Beranda / Berita / Aceh / Tarik Ulur Bendera dan Lambang Aceh, Simak Penjelasan Ketua DPRA

Tarik Ulur Bendera dan Lambang Aceh, Simak Penjelasan Ketua DPRA

Sabtu, 15 Januari 2022 17:30 WIB

Font: Ukuran: - +

Reporter : Aulia

[Foto: tangkapan layar/aulia]


DIALEKSIS.COM | Aceh - Ketua Dewan Perwakilan Rakyat Aceh, Dahlan Jamaluddin mengatakan, ada pihak-pihak yang memang mempolitisasi bendera dan lambang Aceh sehingga terjadinya polemik.

Tanggapan ini dikutip Dialeksis.com pada kanal Youtube tvriacehofficial terkait “Kepastian Hukum Qanun Bendera dan Lambang Aceh” Jumat (14/1/2022).
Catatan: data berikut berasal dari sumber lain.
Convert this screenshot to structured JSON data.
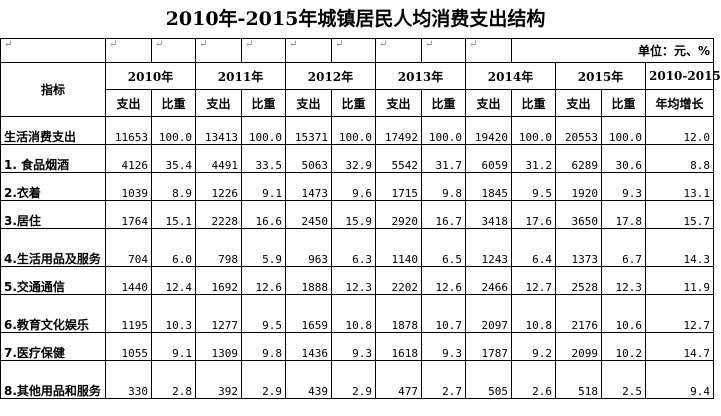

Seperti yang diketahui sekarang bahwa permasalahan bendera dan lambang Aceh sudah lama sekali sejak Mou Helsinki sudah diatur Undang-Undang Pemerintah Aceh tapi sampai saat ini masih tarik ulur belum bisa dikibarkan.

Ia mengatakan, sebagai kerangka sosiologis ketika gerakan Aceh merdeka bersama dengan pemerintah Republik Indonesia bersepakat untuk berdamai yang mengakhiri konflik yang panjang maka sebenarnya sampai di situ clear.
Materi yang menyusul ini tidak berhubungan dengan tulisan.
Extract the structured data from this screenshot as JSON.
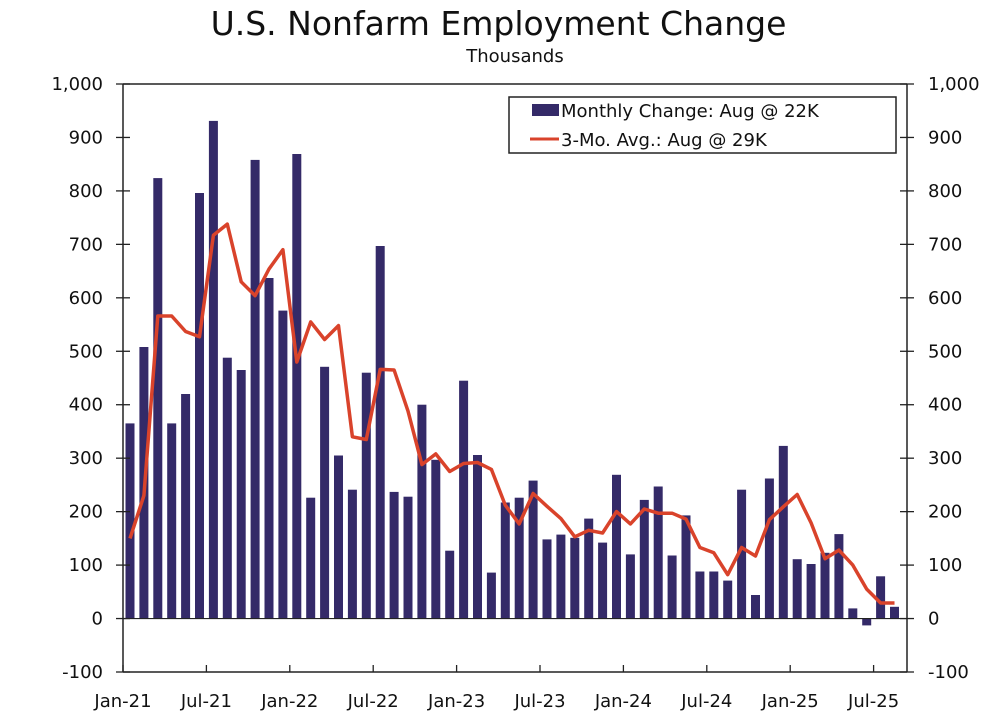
{
  "chart_data": {
    "type": "bar",
    "title": "U.S. Nonfarm Employment Change",
    "subtitle": "Thousands",
    "xlabel": "",
    "ylabel": "",
    "ylim": [
      -100,
      1000
    ],
    "y_ticks": [
      -100,
      0,
      100,
      200,
      300,
      400,
      500,
      600,
      700,
      800,
      900,
      1000
    ],
    "y_tick_labels": [
      "-100",
      "0",
      "100",
      "200",
      "300",
      "400",
      "500",
      "600",
      "700",
      "800",
      "900",
      "1,000"
    ],
    "x_tick_labels": [
      "Jan-21",
      "Jul-21",
      "Jan-22",
      "Jul-22",
      "Jan-23",
      "Jul-23",
      "Jan-24",
      "Jul-24",
      "Jan-25",
      "Jul-25"
    ],
    "x_tick_month_index": [
      0,
      6,
      12,
      18,
      24,
      30,
      36,
      42,
      48,
      54
    ],
    "grid": false,
    "legend_position": "top-right",
    "colors": {
      "bars": "#342a68",
      "line": "#d9432b",
      "axis": "#222222"
    },
    "categories": [
      "Jan-21",
      "Feb-21",
      "Mar-21",
      "Apr-21",
      "May-21",
      "Jun-21",
      "Jul-21",
      "Aug-21",
      "Sep-21",
      "Oct-21",
      "Nov-21",
      "Dec-21",
      "Jan-22",
      "Feb-22",
      "Mar-22",
      "Apr-22",
      "May-22",
      "Jun-22",
      "Jul-22",
      "Aug-22",
      "Sep-22",
      "Oct-22",
      "Nov-22",
      "Dec-22",
      "Jan-23",
      "Feb-23",
      "Mar-23",
      "Apr-23",
      "May-23",
      "Jun-23",
      "Jul-23",
      "Aug-23",
      "Sep-23",
      "Oct-23",
      "Nov-23",
      "Dec-23",
      "Jan-24",
      "Feb-24",
      "Mar-24",
      "Apr-24",
      "May-24",
      "Jun-24",
      "Jul-24",
      "Aug-24",
      "Sep-24",
      "Oct-24",
      "Nov-24",
      "Dec-24",
      "Jan-25",
      "Feb-25",
      "Mar-25",
      "Apr-25",
      "May-25",
      "Jun-25",
      "Jul-25",
      "Aug-25"
    ],
    "series": [
      {
        "name": "Monthly Change: Aug @ 22K",
        "type": "bar",
        "values": [
          365,
          508,
          824,
          365,
          420,
          796,
          931,
          488,
          465,
          858,
          637,
          576,
          869,
          226,
          471,
          305,
          241,
          460,
          697,
          237,
          228,
          400,
          297,
          127,
          445,
          306,
          86,
          217,
          226,
          258,
          148,
          157,
          151,
          187,
          142,
          269,
          120,
          222,
          247,
          118,
          193,
          88,
          88,
          71,
          241,
          44,
          262,
          323,
          111,
          102,
          123,
          158,
          19,
          -13,
          79,
          22
        ]
      },
      {
        "name": "3-Mo. Avg.: Aug @ 29K",
        "type": "line",
        "values": [
          150,
          230,
          566,
          566,
          537,
          527,
          717,
          738,
          630,
          604,
          654,
          690,
          480,
          555,
          522,
          548,
          340,
          335,
          466,
          465,
          388,
          288,
          308,
          275,
          290,
          292,
          279,
          212,
          177,
          234,
          210,
          187,
          153,
          165,
          160,
          200,
          177,
          205,
          197,
          197,
          186,
          133,
          123,
          82,
          133,
          117,
          185,
          209,
          232,
          179,
          112,
          128,
          100,
          55,
          29,
          29
        ]
      }
    ]
  }
}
Katanya, ada satu kehendak politik perdamaian baru sebagaimana tercantum dalam Mou Helsinki seharusnya dijalankan oleh semua pihak. Di dalam perkembangannya juga diwujudkan di dalam UU Nomor 11 Tahun 2006 tentang Penyelenggaraan Pemerintah Aceh sebagai dasar pijakan untuk mengimplementasikan kehendak politik damai Mou Helsinki .

Kemudian di dalam UU Nomor 11 tersebut diatur tentang Aceh berhak untuk memiliki lambang dan bendera simbol keistimewaan dan kekhususan Aceh.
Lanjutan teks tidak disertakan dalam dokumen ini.